Robust Depth Enhancement via Polarization Prompt Fusion Tuning

TL;DR

The paper tackles the challenge of unreliable depth measurements from diverse sensors in difficult scenarios (e.g., transparency, reflections). It introduces a learning-based framework that uses polarization cues as dense geometry guidance and fuses them with coarse sensor depth via a pre-trained RGB backbone, guided by a novel Polarization Prompt Fusion Block (PPFB) implemented through Polarization Prompt Fusion Tuning (PPFT). The key contributions include the first end-to-end general polarization-guided depth enhancement across sensor types, a cross-modal transfer learning strategy to leverage large RGB-D datasets, and a fusion mechanism that robustly integrates polarization information into deep networks, validated on the HAMMER dataset with consistent improvements over strong baselines. The approach also demonstrates versatility by extending PPFT to Shape-from-Polarization, indicating broad potential for polarization-based depth and geometry tasks with practical impact for autonomous systems and 3D reconstruction.

Abstract

Existing depth sensors are imperfect and may provide inaccurate depth values in challenging scenarios, such as in the presence of transparent or reflective objects. In this work, we present a general framework that leverages polarization imaging to improve inaccurate depth measurements from various depth sensors. Previous polarization-based depth enhancement methods focus on utilizing pure physics-based formulas for a single sensor. In contrast, our method first adopts a learning-based strategy where a neural network is trained to estimate a dense and complete depth map from polarization data and a sensor depth map from different sensors. To further improve the performance, we propose a Polarization Prompt Fusion Tuning (PPFT) strategy to effectively utilize RGB-based models pre-trained on large-scale datasets, as the size of the polarization dataset is limited to train a strong model from scratch. We conducted extensive experiments on a public dataset, and the results demonstrate that the proposed method performs favorably compared to existing depth enhancement baselines. Code and demos are available at https://lastbasket.github.io/PPFT/.

Figures (8)

• Figure 1: Visualization of the results of our proposed framework. The sensor depth shown is from a d-ToF sensor. Our method leverages the dense shape cues from polarization and produces accurate results on challenging depth enhancement problems, including depth in-painting, restoring depth on transparent surfaces, shape correction, etc. For example, see that the depth of the transparent water bottle is restored. Note that on the error map of the sensor depth, we clamp values to the maximum scale used.
• Figure 2: Visualization of our evaluation data by hammer. One can observe varying types of data degradation in each depth sensor type.
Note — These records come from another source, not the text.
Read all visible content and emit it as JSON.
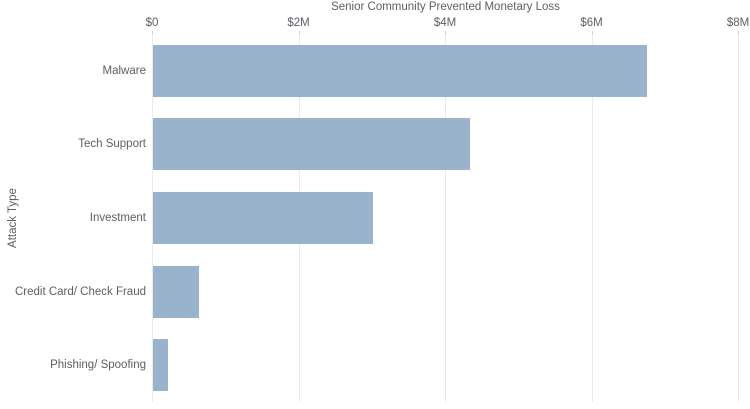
{
  "chart_data": {
    "type": "bar",
    "orientation": "horizontal",
    "title": "Senior Community Prevented Monetary Loss",
    "xlabel": "",
    "ylabel": "Attack Type",
    "categories": [
      "Malware",
      "Tech Support",
      "Investment",
      "Credit Card/ Check Fraud",
      "Phishing/ Spoofing"
    ],
    "values_millions_usd": [
      6.75,
      4.33,
      3.0,
      0.63,
      0.21
    ],
    "units": "USD (millions)",
    "xlim": [
      0,
      8
    ],
    "x_tick_values": [
      0,
      2,
      4,
      6,
      8
    ],
    "x_tick_labels": [
      "$0",
      "$2M",
      "$4M",
      "$6M",
      "$8M"
    ],
    "x_axis_position": "top",
    "grid": "vertical-only",
    "legend": "none"
  },
  "colors": {
    "bar": "#9AB3CC",
    "gridline": "#EBEBEB",
    "tick": "#C9CDD1",
    "text": "#5B6066",
    "background": "#FFFFFF"
  }
}
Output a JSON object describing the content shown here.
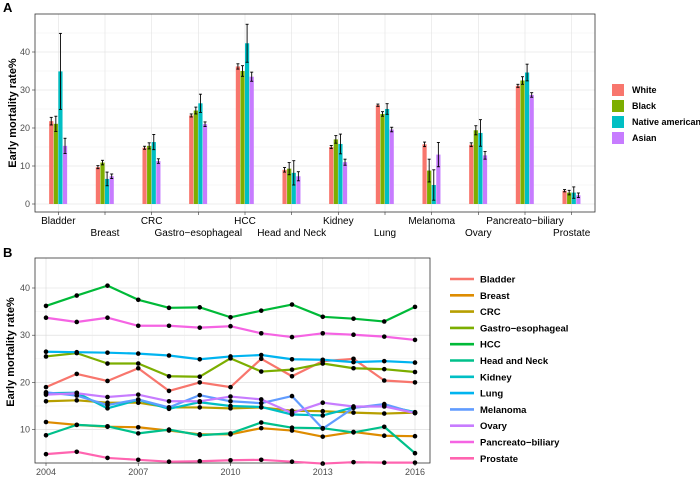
{
  "chart_data": [
    {
      "panel_label": "A",
      "type": "bar",
      "ylabel": "Early mortality rate%",
      "xlabel": "",
      "ylim": [
        0,
        50
      ],
      "yticks": [
        "0",
        "10",
        "20",
        "30",
        "40"
      ],
      "grid": true,
      "legend_position": "right",
      "categories": [
        "Bladder",
        "Breast",
        "CRC",
        "Gastro−esophageal",
        "HCC",
        "Head and Neck",
        "Kidney",
        "Lung",
        "Melanoma",
        "Ovary",
        "Pancreato−biliary",
        "Prostate"
      ],
      "series": [
        {
          "name": "White",
          "color": "#F8766D",
          "values": [
            21.8,
            9.7,
            14.8,
            23.3,
            36.2,
            9.0,
            15.0,
            26.0,
            15.7,
            15.6,
            31.1,
            3.5
          ],
          "err_low": [
            20.8,
            9.3,
            14.4,
            22.9,
            35.5,
            8.4,
            14.6,
            25.7,
            15.1,
            15.1,
            30.7,
            3.2
          ],
          "err_high": [
            22.8,
            10.1,
            15.2,
            23.7,
            36.9,
            9.6,
            15.4,
            26.3,
            16.3,
            16.1,
            31.5,
            3.8
          ]
        },
        {
          "name": "Black",
          "color": "#7CAE00",
          "values": [
            21.1,
            10.9,
            15.3,
            24.6,
            35.0,
            9.3,
            17.0,
            23.7,
            8.8,
            19.4,
            32.5,
            3.0
          ],
          "err_low": [
            19.1,
            10.3,
            14.5,
            23.7,
            33.6,
            7.7,
            16.0,
            23.1,
            5.8,
            18.2,
            31.5,
            2.4
          ],
          "err_high": [
            23.1,
            11.5,
            16.1,
            25.5,
            36.4,
            10.9,
            18.0,
            24.3,
            11.8,
            20.6,
            33.5,
            3.6
          ]
        },
        {
          "name": "Native american",
          "color": "#00BFC4",
          "values": [
            34.9,
            6.6,
            16.3,
            26.5,
            42.3,
            8.2,
            15.8,
            25.0,
            5.0,
            18.7,
            34.6,
            3.0
          ],
          "err_low": [
            24.9,
            4.8,
            14.3,
            24.1,
            37.3,
            5.0,
            13.2,
            23.6,
            1.0,
            15.2,
            32.4,
            1.5
          ],
          "err_high": [
            44.9,
            8.4,
            18.3,
            28.9,
            47.3,
            11.4,
            18.4,
            26.4,
            9.0,
            22.2,
            36.8,
            4.5
          ]
        },
        {
          "name": "Asian",
          "color": "#C77CFF",
          "values": [
            15.3,
            7.3,
            11.3,
            21.0,
            33.5,
            7.3,
            11.0,
            19.6,
            13.0,
            12.8,
            28.7,
            2.3
          ],
          "err_low": [
            13.3,
            6.7,
            10.7,
            20.4,
            32.3,
            6.1,
            10.2,
            19.0,
            9.8,
            11.8,
            28.1,
            1.7
          ],
          "err_high": [
            17.3,
            7.9,
            11.9,
            21.6,
            34.7,
            8.5,
            11.8,
            20.2,
            16.2,
            13.8,
            29.3,
            2.9
          ]
        }
      ]
    },
    {
      "panel_label": "B",
      "type": "line",
      "ylabel": "Early mortality rate%",
      "xlabel": "",
      "xlim": [
        2004,
        2016
      ],
      "ylim": [
        2,
        41
      ],
      "xticks": [
        "2004",
        "2007",
        "2010",
        "2013",
        "2016"
      ],
      "yticks": [
        "10",
        "20",
        "30",
        "40"
      ],
      "grid": true,
      "legend_position": "right",
      "x": [
        2004,
        2005,
        2006,
        2007,
        2008,
        2009,
        2010,
        2011,
        2012,
        2013,
        2014,
        2015,
        2016
      ],
      "series": [
        {
          "name": "Bladder",
          "color": "#F8766D",
          "values": [
            19.0,
            21.8,
            20.3,
            23.0,
            18.2,
            20.0,
            19.0,
            25.0,
            21.3,
            24.5,
            25.0,
            20.4,
            20.0
          ]
        },
        {
          "name": "Breast",
          "color": "#DE8C00",
          "values": [
            11.6,
            11.0,
            10.6,
            10.5,
            9.8,
            9.0,
            9.0,
            10.3,
            9.8,
            8.5,
            9.5,
            8.7,
            8.6
          ]
        },
        {
          "name": "CRC",
          "color": "#B79F00",
          "values": [
            16.0,
            16.2,
            15.7,
            15.7,
            14.7,
            14.7,
            14.5,
            14.7,
            14.0,
            13.9,
            13.6,
            13.4,
            13.6
          ]
        },
        {
          "name": "Gastro−esophageal",
          "color": "#7CAE00",
          "values": [
            25.5,
            26.2,
            24.0,
            24.0,
            21.3,
            21.2,
            25.1,
            22.3,
            22.7,
            24.0,
            23.0,
            22.8,
            22.2
          ]
        },
        {
          "name": "HCC",
          "color": "#00BA38",
          "values": [
            36.2,
            38.4,
            40.5,
            37.5,
            35.8,
            35.9,
            33.8,
            35.2,
            36.5,
            33.9,
            33.5,
            32.9,
            36.0
          ]
        },
        {
          "name": "Head and Neck",
          "color": "#00C08B",
          "values": [
            8.8,
            11.0,
            10.7,
            9.2,
            10.0,
            8.8,
            9.2,
            11.5,
            10.4,
            10.3,
            9.4,
            10.6,
            5.0
          ]
        },
        {
          "name": "Kidney",
          "color": "#00BFC4",
          "values": [
            17.7,
            17.8,
            14.5,
            16.3,
            14.4,
            15.8,
            15.0,
            14.8,
            13.2,
            13.0,
            14.7,
            15.1,
            13.7
          ]
        },
        {
          "name": "Lung",
          "color": "#00B4F0",
          "values": [
            26.5,
            26.4,
            26.3,
            26.1,
            25.7,
            24.9,
            25.5,
            25.8,
            24.9,
            24.8,
            24.3,
            24.5,
            24.2
          ]
        },
        {
          "name": "Melanoma",
          "color": "#619CFF",
          "values": [
            17.9,
            17.2,
            15.2,
            16.4,
            14.7,
            17.3,
            16.0,
            15.6,
            17.1,
            10.2,
            14.6,
            15.4,
            13.5
          ]
        },
        {
          "name": "Ovary",
          "color": "#C77CFF",
          "values": [
            17.4,
            17.7,
            16.9,
            17.4,
            16.0,
            16.0,
            17.0,
            16.4,
            13.5,
            15.7,
            14.9,
            14.9,
            13.5
          ]
        },
        {
          "name": "Pancreato−biliary",
          "color": "#F564E3",
          "values": [
            33.7,
            32.8,
            33.7,
            32.0,
            32.0,
            31.6,
            31.9,
            30.4,
            29.6,
            30.4,
            30.1,
            29.7,
            29.0
          ]
        },
        {
          "name": "Prostate",
          "color": "#FF64B0",
          "values": [
            4.8,
            5.3,
            4.0,
            3.6,
            3.2,
            3.3,
            3.5,
            3.6,
            3.2,
            2.8,
            3.1,
            3.0,
            3.0
          ]
        }
      ]
    }
  ]
}
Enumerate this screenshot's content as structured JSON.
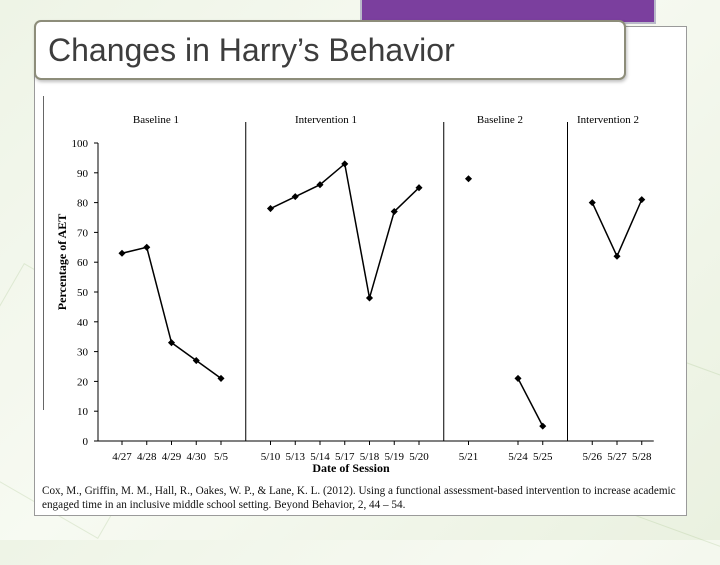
{
  "slide": {
    "title": "Changes in Harry’s Behavior",
    "citation": "Cox, M., Griffin, M. M., Hall, R., Oakes, W. P., & Lane, K. L. (2012). Using a functional assessment-based intervention to increase academic engaged time in an inclusive middle school setting. Beyond Behavior, 2, 44 – 54."
  },
  "colors": {
    "accent": "#7b3f9e",
    "line": "#000000",
    "background": "#eef4e6"
  },
  "chart_data": {
    "type": "line",
    "title": "",
    "xlabel": "Date of Session",
    "ylabel": "Percentage of AET",
    "ylim": [
      0,
      100
    ],
    "y_ticks": [
      0,
      10,
      20,
      30,
      40,
      50,
      60,
      70,
      80,
      90,
      100
    ],
    "grid": false,
    "phases": [
      "Baseline 1",
      "Intervention 1",
      "Baseline 2",
      "Intervention 2"
    ],
    "x_ticks": [
      "4/27",
      "4/28",
      "4/29",
      "4/30",
      "5/5",
      "5/10",
      "5/13",
      "5/14",
      "5/17",
      "5/18",
      "5/19",
      "5/20",
      "5/21",
      "5/24",
      "5/25",
      "5/26",
      "5/27",
      "5/28"
    ],
    "series": [
      {
        "x": [
          "4/27",
          "4/28",
          "4/29",
          "4/30",
          "5/5"
        ],
        "values": [
          63,
          65,
          33,
          27,
          21
        ]
      },
      {
        "x": [
          "5/10",
          "5/13",
          "5/14",
          "5/17",
          "5/18",
          "5/19",
          "5/20"
        ],
        "values": [
          78,
          82,
          86,
          93,
          48,
          77,
          85
        ]
      },
      {
        "x": [
          "5/21"
        ],
        "values": [
          88
        ]
      },
      {
        "x": [
          "5/24",
          "5/25"
        ],
        "values": [
          21,
          5
        ]
      },
      {
        "x": [
          "5/26",
          "5/27",
          "5/28"
        ],
        "values": [
          80,
          62,
          81
        ]
      }
    ]
  }
}
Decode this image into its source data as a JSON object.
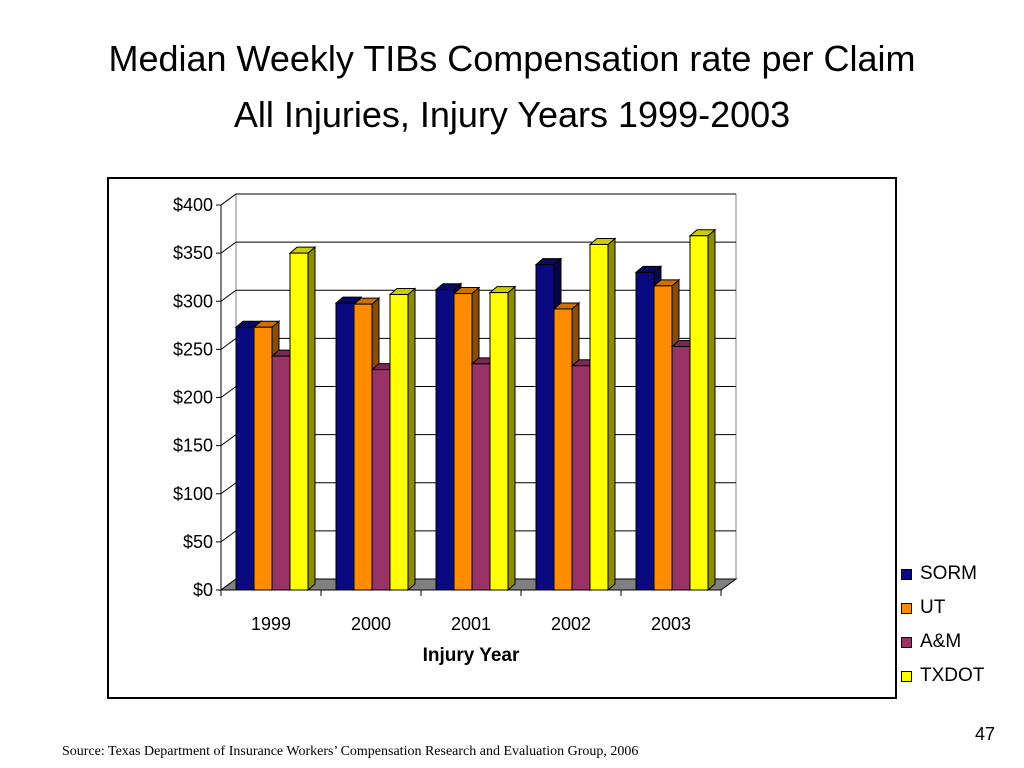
{
  "slide": {
    "title_line1": "Median Weekly TIBs Compensation rate per Claim",
    "title_line2": "All Injuries, Injury Years 1999-2003",
    "source": "Source: Texas Department of Insurance Workers’ Compensation Research and Evaluation Group, 2006",
    "page_number": "47"
  },
  "chart_data": {
    "type": "bar",
    "categories": [
      "1999",
      "2000",
      "2001",
      "2002",
      "2003"
    ],
    "series": [
      {
        "name": "SORM",
        "values": [
          273,
          298,
          312,
          338,
          330
        ],
        "color": "#0a0a80"
      },
      {
        "name": "UT",
        "values": [
          273,
          297,
          308,
          292,
          316
        ],
        "color": "#ff8c00"
      },
      {
        "name": "A&M",
        "values": [
          243,
          229,
          235,
          233,
          253
        ],
        "color": "#993366"
      },
      {
        "name": "TXDOT",
        "values": [
          350,
          307,
          309,
          359,
          368
        ],
        "color": "#ffff00"
      }
    ],
    "xlabel": "Injury Year",
    "ylabel": "",
    "ylim": [
      0,
      400
    ],
    "yticks": [
      0,
      50,
      100,
      150,
      200,
      250,
      300,
      350,
      400
    ],
    "ytick_labels": [
      "$0",
      "$50",
      "$100",
      "$150",
      "$200",
      "$250",
      "$300",
      "$350",
      "$400"
    ],
    "grid": true,
    "legend_position": "right",
    "style": "3d-clustered"
  }
}
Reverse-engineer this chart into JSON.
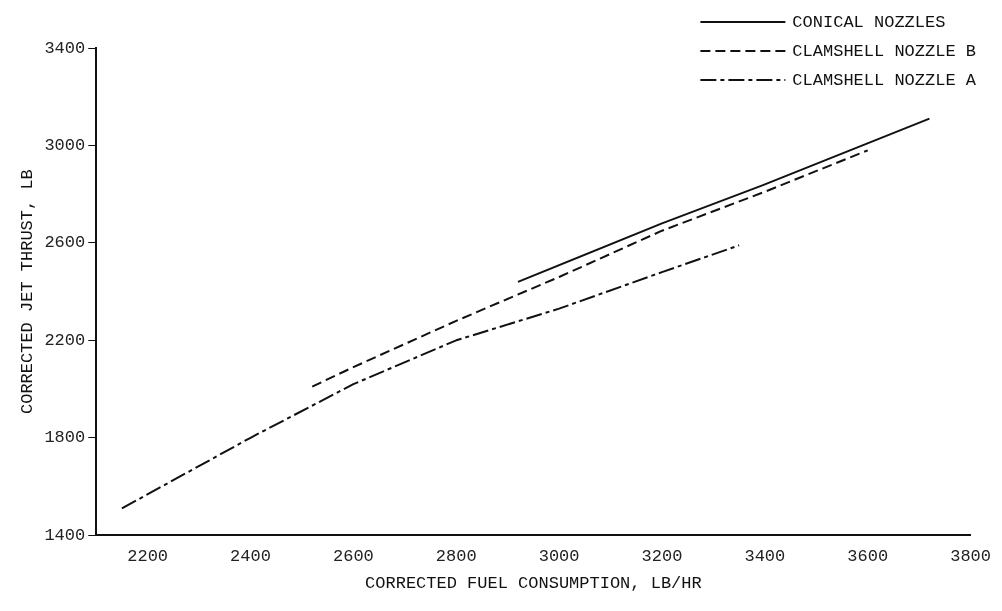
{
  "chart_data": {
    "type": "line",
    "xlabel": "CORRECTED FUEL CONSUMPTION, LB/HR",
    "ylabel": "CORRECTED JET THRUST, LB",
    "xlim": [
      2100,
      3800
    ],
    "xticks": [
      2200,
      2400,
      2600,
      2800,
      3000,
      3200,
      3400,
      3600,
      3800
    ],
    "ylim": [
      1400,
      3400
    ],
    "yticks": [
      1400,
      1800,
      2200,
      2600,
      3000,
      3400
    ],
    "grid": false,
    "legend": "top right",
    "marker": "none",
    "series": [
      {
        "name": "CONICAL NOZZLES",
        "color": "#111111",
        "line_style": "solid",
        "x": [
          2920,
          3200,
          3400,
          3720
        ],
        "values": [
          2440,
          2680,
          2840,
          3110
        ]
      },
      {
        "name": "CLAMSHELL NOZZLE B",
        "color": "#111111",
        "line_style": "dashed",
        "x": [
          2520,
          2600,
          2800,
          3000,
          3200,
          3400,
          3600
        ],
        "values": [
          2010,
          2090,
          2280,
          2460,
          2650,
          2810,
          2980
        ]
      },
      {
        "name": "CLAMSHELL NOZZLE A",
        "color": "#111111",
        "line_style": "dashdot",
        "x": [
          2150,
          2400,
          2600,
          2800,
          3000,
          3200,
          3350
        ],
        "values": [
          1510,
          1800,
          2020,
          2200,
          2330,
          2480,
          2590
        ]
      }
    ]
  }
}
For example, in (f) we can see missing measurements at the table surface, due to insufficient texture. Similarly, as the dataset provides all sensor depth mapped to the same camera frame, in (h) we observe a region of unknown depth at the boundary. This arises from the smaller Field-of-View (FoV) of the i-ToF sensor. In this work, we propose a general framework to resolve multiple types of sensor depth degradation.
• Figure 3: Polarization Prompt Fusion Tuning (PPFT). We fuse polarization embeddings to the features extracted from pre-trained layers sequentially using our proposed Polarization Prompt Fusion Block (PPFB). Specifically, polarization features are passed into our PPFB as prompt $\mathbf{M}$, and features from the pre-trained foundation as the input $\mathbf{X}$. Both are then updated and passed into the next set of pre-trained encoder and our PPFB respectively.
• Figure 4: Channel Fovea Operation in Proposed PPFB. The summation of the input features is transformed to have doubled channel size with an MLP, and then distilled to a list of weights by global average pooling lin2013network. These weights are separated into two sets and multiplied with the two inputs, respectively. Output attention weights are computed via a softmax operation on the sum of the re-weighted inputs.
• Figure 5: Comparison between our approach and baselines lin2022dynamicyoumin2023completionformer using point cloud visualization. In addition to restoring challenging irregularities (e.g. the transparent bottle highlighted in row 2), we also observe a higher degree of regularity (e.g. the left-bottom corner highlighted in row 2, which is misaligned in the sensor depth, resulting in blank point clouds) using our proposed method, showing strong surface geometry information provided by polarization.